The result generated by tourism was seasonally negative in the 1st quarter 2002 as well because of the regularly lower level of the winter business and advance expenses for the summer season. In addition, the restraint in bookings for the 2001/2002 winter season had a knock on effect in the 1st quarter. Increasing business at the end of the season could only partly compensate for the shortfall in the period after 11 September. At Euro 2.1 billion, tourism turnover was down year-on-year, whereby the source markets and destinations were affected to different degrees. At minus Euro 168 million, the tourism result overall was weaker than the previous year.



In the logistics division, container shipping clearly felt the downturn in world trade and posted a turnover of Euro 901 million, down six per cent year-on-year. At euro 14 million, the result generated by the logistics division was lower than last year`s strong reference period.



In the energy sector, crude oil prices remained lower than the same quarter the previous year despite recovering since the beginning of the year. Due to the decline in crude oil prices compared to the previous year, the energy sector posted a turnover of Euro 114 million, down around 24 per cent year-on-year. The energy sector generated a good result again, however, at Euro 59 million, it fell below last year`s figure because of the decline in crude oil prices and a reduction in results from participations.



In the central operations segment, interest charges declined. Another positive effect was from the claim for a pro rata share in the disposal proceeds of oil and gas projects involving the former Deminex. Overall, the Other sectors posted a result of plus Euro 66 million (previous year: minus Euro 36 million).



The Group profit for the year was minus Euro 83 million (minus 74 million after results attributable to minority interests).
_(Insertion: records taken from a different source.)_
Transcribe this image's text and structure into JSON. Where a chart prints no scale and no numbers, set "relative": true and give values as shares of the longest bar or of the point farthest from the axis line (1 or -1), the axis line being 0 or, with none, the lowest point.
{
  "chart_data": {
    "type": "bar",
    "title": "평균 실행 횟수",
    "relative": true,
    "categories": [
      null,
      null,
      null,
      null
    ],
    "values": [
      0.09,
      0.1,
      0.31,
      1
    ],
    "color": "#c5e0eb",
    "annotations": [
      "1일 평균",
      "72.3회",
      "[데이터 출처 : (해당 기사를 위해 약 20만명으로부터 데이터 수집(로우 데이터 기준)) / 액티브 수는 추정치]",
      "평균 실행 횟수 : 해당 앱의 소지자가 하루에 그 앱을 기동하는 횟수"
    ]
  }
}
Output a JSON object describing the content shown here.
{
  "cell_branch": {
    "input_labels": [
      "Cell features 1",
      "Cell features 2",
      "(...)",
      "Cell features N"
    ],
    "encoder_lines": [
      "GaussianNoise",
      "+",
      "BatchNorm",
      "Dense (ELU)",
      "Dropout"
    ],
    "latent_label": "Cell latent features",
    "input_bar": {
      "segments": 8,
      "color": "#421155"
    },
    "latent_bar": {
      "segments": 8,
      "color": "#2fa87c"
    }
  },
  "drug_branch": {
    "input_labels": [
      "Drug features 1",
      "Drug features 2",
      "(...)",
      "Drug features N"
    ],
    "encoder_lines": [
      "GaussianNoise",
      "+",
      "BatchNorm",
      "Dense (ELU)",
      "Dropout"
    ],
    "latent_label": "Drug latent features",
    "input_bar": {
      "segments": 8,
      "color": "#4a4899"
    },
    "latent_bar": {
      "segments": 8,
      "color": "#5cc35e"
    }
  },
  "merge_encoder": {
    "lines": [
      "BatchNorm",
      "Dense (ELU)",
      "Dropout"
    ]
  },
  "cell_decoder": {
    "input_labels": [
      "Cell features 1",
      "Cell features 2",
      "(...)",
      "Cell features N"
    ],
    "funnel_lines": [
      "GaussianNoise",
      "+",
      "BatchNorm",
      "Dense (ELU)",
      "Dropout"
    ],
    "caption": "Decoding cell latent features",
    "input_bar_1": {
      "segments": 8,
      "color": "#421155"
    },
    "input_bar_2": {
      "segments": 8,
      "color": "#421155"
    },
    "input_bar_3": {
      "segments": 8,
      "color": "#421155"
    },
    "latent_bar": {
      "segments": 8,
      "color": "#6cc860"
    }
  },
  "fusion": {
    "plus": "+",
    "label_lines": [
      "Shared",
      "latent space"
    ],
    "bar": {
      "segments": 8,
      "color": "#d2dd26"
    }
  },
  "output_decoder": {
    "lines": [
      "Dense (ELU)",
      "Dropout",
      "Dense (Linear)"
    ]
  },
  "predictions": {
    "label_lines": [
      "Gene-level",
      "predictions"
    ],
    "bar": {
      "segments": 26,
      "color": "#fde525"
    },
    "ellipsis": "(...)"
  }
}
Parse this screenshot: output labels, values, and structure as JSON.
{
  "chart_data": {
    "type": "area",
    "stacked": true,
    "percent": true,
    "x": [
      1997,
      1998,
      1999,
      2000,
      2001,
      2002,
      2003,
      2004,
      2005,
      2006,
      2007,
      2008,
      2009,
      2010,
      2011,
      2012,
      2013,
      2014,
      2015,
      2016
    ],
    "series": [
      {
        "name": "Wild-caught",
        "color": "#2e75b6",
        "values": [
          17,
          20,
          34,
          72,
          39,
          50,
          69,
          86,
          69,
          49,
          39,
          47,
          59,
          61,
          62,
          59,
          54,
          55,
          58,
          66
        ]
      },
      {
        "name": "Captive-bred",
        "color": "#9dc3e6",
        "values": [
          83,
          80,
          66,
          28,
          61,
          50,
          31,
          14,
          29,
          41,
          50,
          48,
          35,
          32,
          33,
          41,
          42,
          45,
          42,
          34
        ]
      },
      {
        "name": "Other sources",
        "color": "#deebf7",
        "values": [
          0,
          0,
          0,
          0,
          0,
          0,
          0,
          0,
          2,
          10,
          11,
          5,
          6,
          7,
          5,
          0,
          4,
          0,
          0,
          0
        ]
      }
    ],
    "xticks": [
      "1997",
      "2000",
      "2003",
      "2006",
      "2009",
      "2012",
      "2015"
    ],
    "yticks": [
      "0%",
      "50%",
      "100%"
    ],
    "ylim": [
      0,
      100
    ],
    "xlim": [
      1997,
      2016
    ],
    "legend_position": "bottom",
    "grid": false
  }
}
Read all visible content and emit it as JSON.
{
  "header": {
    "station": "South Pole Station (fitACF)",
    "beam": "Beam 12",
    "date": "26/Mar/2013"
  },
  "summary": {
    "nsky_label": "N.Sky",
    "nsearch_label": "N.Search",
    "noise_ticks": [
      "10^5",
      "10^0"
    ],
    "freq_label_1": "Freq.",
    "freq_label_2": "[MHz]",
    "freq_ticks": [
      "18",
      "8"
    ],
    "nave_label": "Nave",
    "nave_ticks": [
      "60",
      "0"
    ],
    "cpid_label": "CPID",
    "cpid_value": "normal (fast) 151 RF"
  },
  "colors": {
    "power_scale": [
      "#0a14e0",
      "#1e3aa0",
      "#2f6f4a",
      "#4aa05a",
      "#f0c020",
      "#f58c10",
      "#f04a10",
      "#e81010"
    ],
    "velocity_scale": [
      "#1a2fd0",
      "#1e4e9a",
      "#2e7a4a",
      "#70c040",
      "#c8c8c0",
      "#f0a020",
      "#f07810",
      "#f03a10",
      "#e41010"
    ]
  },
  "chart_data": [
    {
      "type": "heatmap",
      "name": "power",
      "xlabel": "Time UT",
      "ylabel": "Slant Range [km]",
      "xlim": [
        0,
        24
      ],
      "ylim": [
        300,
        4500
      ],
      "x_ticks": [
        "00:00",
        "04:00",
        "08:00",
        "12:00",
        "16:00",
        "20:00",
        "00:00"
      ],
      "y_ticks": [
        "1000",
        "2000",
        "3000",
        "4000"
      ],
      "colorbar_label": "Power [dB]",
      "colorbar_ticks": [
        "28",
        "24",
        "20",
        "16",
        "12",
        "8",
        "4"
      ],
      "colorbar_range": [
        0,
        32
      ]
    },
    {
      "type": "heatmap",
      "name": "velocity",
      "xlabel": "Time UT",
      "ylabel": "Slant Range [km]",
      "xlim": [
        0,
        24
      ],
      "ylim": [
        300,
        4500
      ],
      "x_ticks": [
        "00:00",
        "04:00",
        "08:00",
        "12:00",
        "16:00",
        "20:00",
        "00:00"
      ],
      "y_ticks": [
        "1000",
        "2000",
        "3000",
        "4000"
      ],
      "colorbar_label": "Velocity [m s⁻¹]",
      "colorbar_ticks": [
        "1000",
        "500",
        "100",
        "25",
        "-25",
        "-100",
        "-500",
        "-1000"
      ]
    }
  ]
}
Overall, the first months of the new financial year were characterised to a large extent by the weak economic environment. A tangible lack of consumer confidence in the German market influences the performance forecasts in the tourism sector in particular. A relatively high proportion of late bookings complicates the forecast for the 2002 financial year. Logistics and energy will also not be able to match the excellent quality of the results the previous year. Improvements in central operations, cost reductions, and the omission of the industrial activities, which still had a negative effect on results in 2001, provide an opportunity of generating an overall result by divisions for the whole of 2002 that approaches the previous year`s performance.